John McGrath July/August 2019
The week after St Patrick’s
The week after St Patrick’s, my mother
pressed his suit and packed his case,
Then drove him to the station for the early train
from Ballyhaunis to the crowded boat,
Then on to Manchester and solitude
until All Souls came slowly round again.
I don’t remember ever saying Goodbye.
At seventeen I took the train myself
and saw first-hand my father’s box-room life,
the Woodbines by his shabby single bed.
I don’t remember ever saying Hello
Just sat beside this stranger in the gloom
and talked of home and life, and all the while
I wanted to be gone, get on with mine.
Westerns and ‘The Western’ kept him sane,
newspapers from home until the time
to take the train came round once more.
Lost in Louis L’Amour, he seldom heard
the toilet’s ugly flush, the gurgling bath
next door. Zane Grey dulled the traffic’s
angry roar outside his grimy window.
Back home the year before he died we spoke
at last as equals, smoked our cigarettes,
his a Woodbine still, and mine a tipped;
My mother would have killed us if she’d known.
The phone-call came as Winter turned to Spring
I stood beside him, touched his face of ice
And knew our last Hello had been Goodbye.
John McGrath March 2018
This Place Knows Us – Bandelier, New Mexico, June 2012
Men have walked this canyon for ten thousand years,
following herds and seasons, drinking from its streams,
taking what they needed before moving on.
Then came the Pueblo people, seeking shelter.
The canyon welcomed them, appeased their spirits.
And so they set aside their wandering
and grew to love this ancient land.
Here they carved their homes from friendly rock,
built their waffled rooms from mud and tuff,
gleaned the canyon’s secrets from its whispering water
that knew the rains would come. And when they saw
the dark clouds threaten from the canyon’s rim,
when thunder rumbled on the mesa tops,
they gathered up their children, clambered to their lofty lairs,
pulled their ladders clear of tumbling waves
and gazed in silent awe as forests hurtled by.
Four hundred years they flourished,
painted and carved, hunted and prayed,
sang their old songs, told old stories,
watched their children grow, and then one day
they simply walked away.
Sugarplum Lady
The sign read ‘Sugarplum Restaurant,
Fresh Trout, Home-made Ice-Cream.’
Beneath a darkening Colorado sky
Swollen with promise, we sought shelter
From rain that never came.
The Sugarplum Lady trailed an oxygen tube.
Her youthful face belied her aging frame.
Far to the north the forests blazed
And she could smell them. (Until she mentioned it
We hadn’t sensed the sting of smoke
Around our eyes.) “From Ireland!
My great-grandfather was Irish too.”
A kindred spirit then. “He was an Orangeman.”
She swelled with pride. “He wore the scarf, you know!
My grandmother said we were Scots-Irish –
From Aberdeen, as I recall – not Scots at all.”
No use telling her that Aberdeen…
She waved the facts away; what did we know?
More Orange than she realised
The Sugarplum Lady served us Peach Ice-cream
And threw a home-made cookie in for free.
Phyllotaxis
Fibonacci in the Thirteenth Century
discovered mathematically precise
progressions and went on to theorise
that zero, one and one and two and three
would show how rabbits breeding in a field
might multiply.
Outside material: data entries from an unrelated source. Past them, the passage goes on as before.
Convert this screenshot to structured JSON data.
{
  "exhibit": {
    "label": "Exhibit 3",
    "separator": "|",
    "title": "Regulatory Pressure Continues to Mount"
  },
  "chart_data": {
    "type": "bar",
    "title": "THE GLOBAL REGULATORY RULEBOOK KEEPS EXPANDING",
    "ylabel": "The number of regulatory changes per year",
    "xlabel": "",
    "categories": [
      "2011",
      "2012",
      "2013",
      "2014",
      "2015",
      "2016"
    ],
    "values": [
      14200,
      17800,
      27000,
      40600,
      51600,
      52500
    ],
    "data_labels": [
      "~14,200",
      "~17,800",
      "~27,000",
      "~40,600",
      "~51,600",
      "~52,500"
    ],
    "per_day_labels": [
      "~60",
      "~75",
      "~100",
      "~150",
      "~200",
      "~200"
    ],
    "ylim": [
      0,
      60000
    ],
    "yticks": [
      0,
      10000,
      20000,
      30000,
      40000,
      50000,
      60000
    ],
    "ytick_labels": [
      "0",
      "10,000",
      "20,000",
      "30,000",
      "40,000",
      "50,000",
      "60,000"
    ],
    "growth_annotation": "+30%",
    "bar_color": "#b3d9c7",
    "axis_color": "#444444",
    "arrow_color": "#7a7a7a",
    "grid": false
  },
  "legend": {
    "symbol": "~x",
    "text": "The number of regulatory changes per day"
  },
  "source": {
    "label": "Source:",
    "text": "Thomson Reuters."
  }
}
Seven centuries went by,
then Turing in his garden one day spied
these self-same forms in sunflowers so revealed.
Such beauty and precision can be found
in ferns and fir-cones, flowers and all around
on land and sea – a golden ratio.
And yet for all this symmetry, we know
that sometimes flowers like men refuse to fit
our expectations, and are finer for it.